It all started with the green tape. My dad is a passionate record collector and very concerned about the quality and lasting of his hi-fi. We kids were not allowed to touch the system at all. So before I had my own tape-player I had to ask my dad every time I wanted to listen to some music. I was especially keen on a tape with a green label. It was Dusty Springfield’s “Windmill Of Our Minds”. It must have been on a sunday morning and my dad still in bed when I asked him: “can you please play me the green tape?” On that particular day my dad allowed me to put in the tape myself, turn on the hi-fi and play my favorite song. This day I will always remember.
In swiss primary school everyone starts playing music with a flute. Like mathematics or history one gets teached how to read notes and play Mozart and Beethoven but no one ever gets to know that music should be some kind of feeling-thing from the heart and the belly. That’s why most swiss people have a flute-trauma and play music like a typewriter.
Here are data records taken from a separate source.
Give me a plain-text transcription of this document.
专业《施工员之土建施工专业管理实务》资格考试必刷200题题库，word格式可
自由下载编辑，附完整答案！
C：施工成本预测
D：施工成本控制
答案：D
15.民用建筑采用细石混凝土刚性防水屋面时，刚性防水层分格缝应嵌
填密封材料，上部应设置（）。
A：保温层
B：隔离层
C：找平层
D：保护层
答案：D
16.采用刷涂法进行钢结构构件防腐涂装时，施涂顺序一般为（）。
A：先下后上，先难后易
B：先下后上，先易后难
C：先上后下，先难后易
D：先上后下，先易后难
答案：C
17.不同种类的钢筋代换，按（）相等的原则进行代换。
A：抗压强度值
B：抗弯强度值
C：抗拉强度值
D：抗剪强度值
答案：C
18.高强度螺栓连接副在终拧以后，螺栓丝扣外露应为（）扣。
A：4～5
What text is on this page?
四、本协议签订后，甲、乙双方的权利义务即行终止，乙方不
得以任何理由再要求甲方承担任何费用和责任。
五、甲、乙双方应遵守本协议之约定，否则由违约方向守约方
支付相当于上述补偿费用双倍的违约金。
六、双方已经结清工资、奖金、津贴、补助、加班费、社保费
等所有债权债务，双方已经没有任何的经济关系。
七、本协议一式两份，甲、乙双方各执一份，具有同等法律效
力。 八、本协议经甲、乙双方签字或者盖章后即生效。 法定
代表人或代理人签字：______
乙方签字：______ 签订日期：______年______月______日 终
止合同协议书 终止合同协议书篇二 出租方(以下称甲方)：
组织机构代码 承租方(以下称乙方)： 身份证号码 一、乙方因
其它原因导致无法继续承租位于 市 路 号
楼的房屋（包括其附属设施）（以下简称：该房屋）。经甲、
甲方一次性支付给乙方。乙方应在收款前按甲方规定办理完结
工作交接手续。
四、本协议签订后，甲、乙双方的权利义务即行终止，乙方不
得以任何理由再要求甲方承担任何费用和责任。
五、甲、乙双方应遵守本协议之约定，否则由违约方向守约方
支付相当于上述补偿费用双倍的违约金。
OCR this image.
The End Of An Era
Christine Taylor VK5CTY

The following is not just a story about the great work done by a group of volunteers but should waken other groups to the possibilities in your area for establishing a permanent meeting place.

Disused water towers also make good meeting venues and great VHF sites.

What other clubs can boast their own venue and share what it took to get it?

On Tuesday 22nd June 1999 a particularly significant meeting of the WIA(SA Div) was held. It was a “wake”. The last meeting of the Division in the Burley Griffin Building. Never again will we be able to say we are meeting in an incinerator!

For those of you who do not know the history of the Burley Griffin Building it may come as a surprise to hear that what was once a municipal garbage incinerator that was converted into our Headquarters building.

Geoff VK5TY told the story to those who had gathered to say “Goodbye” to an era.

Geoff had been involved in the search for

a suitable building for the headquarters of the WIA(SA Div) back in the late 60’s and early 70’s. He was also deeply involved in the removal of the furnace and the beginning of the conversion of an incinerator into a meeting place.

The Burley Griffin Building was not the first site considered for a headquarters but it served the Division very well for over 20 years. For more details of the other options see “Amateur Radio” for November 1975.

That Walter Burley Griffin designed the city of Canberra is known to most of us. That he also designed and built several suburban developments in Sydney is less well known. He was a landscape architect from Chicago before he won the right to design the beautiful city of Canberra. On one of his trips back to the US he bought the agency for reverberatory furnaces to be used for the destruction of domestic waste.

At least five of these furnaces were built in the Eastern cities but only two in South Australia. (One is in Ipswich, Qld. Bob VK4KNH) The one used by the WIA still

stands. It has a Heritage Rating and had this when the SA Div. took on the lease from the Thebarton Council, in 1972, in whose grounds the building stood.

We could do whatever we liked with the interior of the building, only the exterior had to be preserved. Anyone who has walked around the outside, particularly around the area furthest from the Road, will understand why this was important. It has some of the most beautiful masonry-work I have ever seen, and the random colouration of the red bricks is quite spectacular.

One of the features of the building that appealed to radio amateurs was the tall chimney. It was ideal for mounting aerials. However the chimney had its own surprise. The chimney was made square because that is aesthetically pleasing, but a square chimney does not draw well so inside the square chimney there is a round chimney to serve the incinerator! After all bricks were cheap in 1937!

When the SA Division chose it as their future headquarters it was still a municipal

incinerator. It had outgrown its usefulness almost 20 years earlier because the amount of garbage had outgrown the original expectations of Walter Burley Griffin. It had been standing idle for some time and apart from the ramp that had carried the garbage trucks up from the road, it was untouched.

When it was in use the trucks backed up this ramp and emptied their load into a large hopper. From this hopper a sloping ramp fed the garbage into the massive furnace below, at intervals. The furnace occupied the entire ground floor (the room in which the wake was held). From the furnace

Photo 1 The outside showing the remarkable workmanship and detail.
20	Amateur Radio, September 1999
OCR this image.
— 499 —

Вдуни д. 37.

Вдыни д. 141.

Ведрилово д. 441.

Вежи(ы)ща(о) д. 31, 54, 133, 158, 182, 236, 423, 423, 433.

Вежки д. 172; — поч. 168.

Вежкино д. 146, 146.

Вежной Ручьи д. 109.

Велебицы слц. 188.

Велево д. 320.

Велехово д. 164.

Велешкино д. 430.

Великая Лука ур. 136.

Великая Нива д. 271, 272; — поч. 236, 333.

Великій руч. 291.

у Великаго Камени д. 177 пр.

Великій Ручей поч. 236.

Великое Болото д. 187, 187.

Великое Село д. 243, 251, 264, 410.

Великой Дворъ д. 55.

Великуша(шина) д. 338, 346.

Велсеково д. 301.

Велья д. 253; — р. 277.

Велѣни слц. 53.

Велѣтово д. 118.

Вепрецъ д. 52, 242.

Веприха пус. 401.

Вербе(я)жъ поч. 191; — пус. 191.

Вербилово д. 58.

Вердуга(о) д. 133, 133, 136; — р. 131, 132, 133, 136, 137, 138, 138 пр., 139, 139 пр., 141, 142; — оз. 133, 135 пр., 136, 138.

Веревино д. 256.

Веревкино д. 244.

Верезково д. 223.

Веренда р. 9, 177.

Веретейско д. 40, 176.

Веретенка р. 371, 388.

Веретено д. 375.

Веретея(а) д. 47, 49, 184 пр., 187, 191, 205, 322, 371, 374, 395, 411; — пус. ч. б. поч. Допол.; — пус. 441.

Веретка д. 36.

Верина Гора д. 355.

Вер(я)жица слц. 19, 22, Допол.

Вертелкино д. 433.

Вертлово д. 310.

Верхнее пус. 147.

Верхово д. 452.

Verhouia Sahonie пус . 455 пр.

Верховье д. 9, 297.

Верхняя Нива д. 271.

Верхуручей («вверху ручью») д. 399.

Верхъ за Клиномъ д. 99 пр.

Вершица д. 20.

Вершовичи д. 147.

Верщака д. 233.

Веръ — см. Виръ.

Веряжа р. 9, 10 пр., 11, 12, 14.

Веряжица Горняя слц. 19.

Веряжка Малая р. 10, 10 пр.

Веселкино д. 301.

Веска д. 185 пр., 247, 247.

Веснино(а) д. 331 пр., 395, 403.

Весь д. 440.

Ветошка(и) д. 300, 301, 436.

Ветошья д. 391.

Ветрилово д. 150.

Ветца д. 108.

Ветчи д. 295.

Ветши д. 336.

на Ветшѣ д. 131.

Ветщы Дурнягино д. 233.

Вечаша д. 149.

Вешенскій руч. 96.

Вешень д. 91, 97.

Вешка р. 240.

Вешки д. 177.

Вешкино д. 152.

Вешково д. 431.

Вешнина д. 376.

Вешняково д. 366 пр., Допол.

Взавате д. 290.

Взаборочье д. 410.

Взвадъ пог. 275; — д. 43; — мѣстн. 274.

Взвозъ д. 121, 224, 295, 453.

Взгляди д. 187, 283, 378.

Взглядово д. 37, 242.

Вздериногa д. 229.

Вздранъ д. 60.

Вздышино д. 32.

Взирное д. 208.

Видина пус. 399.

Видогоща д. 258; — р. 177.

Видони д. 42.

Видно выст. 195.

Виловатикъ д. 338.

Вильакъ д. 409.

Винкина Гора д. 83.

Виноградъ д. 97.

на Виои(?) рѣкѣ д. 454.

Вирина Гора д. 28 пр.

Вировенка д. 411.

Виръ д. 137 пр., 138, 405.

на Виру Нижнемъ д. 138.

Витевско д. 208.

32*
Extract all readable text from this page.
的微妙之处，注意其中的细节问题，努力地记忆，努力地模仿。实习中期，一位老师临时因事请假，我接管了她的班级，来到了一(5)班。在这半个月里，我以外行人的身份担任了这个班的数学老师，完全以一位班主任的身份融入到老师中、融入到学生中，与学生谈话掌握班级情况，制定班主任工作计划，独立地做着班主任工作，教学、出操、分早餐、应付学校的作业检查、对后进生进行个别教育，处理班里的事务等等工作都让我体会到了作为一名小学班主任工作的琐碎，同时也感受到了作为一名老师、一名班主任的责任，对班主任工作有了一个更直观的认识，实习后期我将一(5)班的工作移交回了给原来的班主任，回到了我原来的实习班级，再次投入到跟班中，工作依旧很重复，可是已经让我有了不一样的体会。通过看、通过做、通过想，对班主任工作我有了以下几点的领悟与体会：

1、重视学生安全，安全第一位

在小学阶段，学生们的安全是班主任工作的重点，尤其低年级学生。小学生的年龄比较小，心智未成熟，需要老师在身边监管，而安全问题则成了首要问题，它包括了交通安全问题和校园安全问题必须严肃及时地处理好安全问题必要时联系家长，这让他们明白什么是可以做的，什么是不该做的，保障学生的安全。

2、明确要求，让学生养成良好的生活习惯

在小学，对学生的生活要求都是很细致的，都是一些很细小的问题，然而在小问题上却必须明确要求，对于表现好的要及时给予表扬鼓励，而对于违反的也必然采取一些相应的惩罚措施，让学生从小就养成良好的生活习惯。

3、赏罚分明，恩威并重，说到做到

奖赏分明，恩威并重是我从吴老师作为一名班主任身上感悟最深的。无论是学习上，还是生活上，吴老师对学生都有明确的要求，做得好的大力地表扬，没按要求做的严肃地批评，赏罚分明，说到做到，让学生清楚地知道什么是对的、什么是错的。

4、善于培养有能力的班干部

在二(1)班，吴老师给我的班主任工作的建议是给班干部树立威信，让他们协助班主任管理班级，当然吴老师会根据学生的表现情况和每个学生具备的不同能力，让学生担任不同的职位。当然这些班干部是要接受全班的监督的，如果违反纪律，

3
I was lucky to get keyboard lessons by a very good friend of our family (thanks, Miss Day!) and for three years we played pop songs note for note. Then, during secondary school, I started to dj. But it was later, about 1993, when I got a lot of my musical skills. Some friends and I formed the first funk-bigband around the area. We mixed old jazz and funk with modern hip hop and climaxed playing in front of 600 people. Maybe we were just a good laugh ...
But in the year 1994 I joined a lovely group of freaks who intended to build up a multi-functional event place. They rented an old factory and after only some weeks of rebuilding-works we had a great bar, a bistro with warm food till four in the morning and a concert hall which could take 600 people. I became the house-engineer for six years, mixed hundreds of concerts and was finally hooked.